From everything you post, I assume that this (keeping two books) meets with your approval then. So, what's wrong? They kept two books, considered the alternatives and eventually chose naturalism. This is exactly what you said does not happen in science...
I can point to some early geologists who were prepared to invoke the Flood - but they never developed a coherent framework for understanding geological data because Bacon's guidelines steered them away from this approach.

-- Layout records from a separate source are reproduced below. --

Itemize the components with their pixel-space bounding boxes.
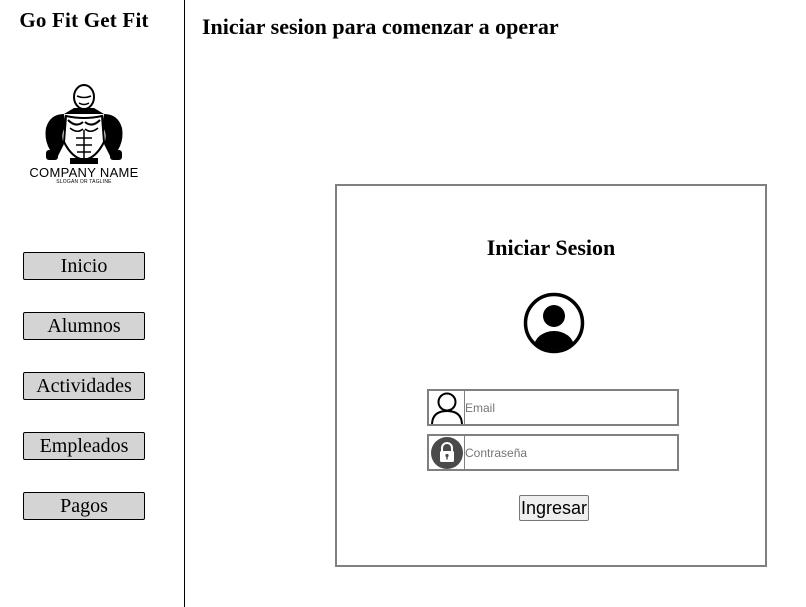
password-input[interactable] (465, 436, 675, 469)
user-outline-icon (429, 391, 465, 424)
user-circle-icon (523, 292, 585, 354)
lock-icon (429, 436, 465, 469)
email-field (427, 389, 679, 426)
company-slogan: SLOGAN OR TAGLINE (56, 179, 112, 185)
password-field (427, 434, 679, 471)
nav-button-inicio[interactable]: Inicio (23, 252, 145, 280)
sidebar: Go Fit Get Fit COMPANY NAME SLOGAN OR TA… (0, 0, 185, 607)
login-title: Iniciar Sesion (486, 235, 616, 260)
login-submit-button[interactable]: Ingresar (519, 495, 589, 521)
nav-button-alumnos[interactable]: Alumnos (23, 312, 145, 340)
login-card: Iniciar Sesion Email Ingresar (335, 184, 767, 567)
nav-button-empleados[interactable]: Empleados (23, 432, 145, 460)
page-heading: Iniciar sesion para comenzar a operar (202, 14, 559, 39)
email-input[interactable] (465, 391, 675, 424)
nav-button-pagos[interactable]: Pagos (23, 492, 145, 520)
company-name: COMPANY NAME (29, 165, 139, 180)
nav-button-actividades[interactable]: Actividades (23, 372, 145, 400)
brand-title: Go Fit Get Fit (19, 8, 149, 32)
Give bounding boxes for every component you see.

Or could it be because no coherent framework was possible? In fact, flood geology virtually predicts an incoherrent framework, and this probably guided early thinking. It was a self-fulfilling prediction. Solid scientific work showed that there is a framework, however, completely refuting the need for the 'scriptural book.'
My interpretation here is that even back then, there was little to support flood geology so it never 'rose to the top' of the heap of theories. According to what you post, it was actually superseded before it gained ascendency. Frankly, I can accept that.
grmorton
March 29th 2004, 10:15 PM
The problem with Glenn's quotes is that they refer to the "Scriptural Geologists" who no one regards as representative of mainstream geological thinking. I'm not averse to discussing these writings, but I do not see how they cast light on the central claim that early geologists seriously looked at Flood Geology before rejecting it. My point was that early geologists had already adopted the Baconian maxim of having two books that occupy separate domains: the book of nature and the book of Scripture. I can point to some early geologists who were prepared to invoke the Flood - but they never developed a coherent framework for understanding geological data because Bacon's guidelines steered them away from this approach.
I wish you would actually cite someone from that period saying what you say they say. I find it so much more easy to deal with documented statements rather than undocumented assertions.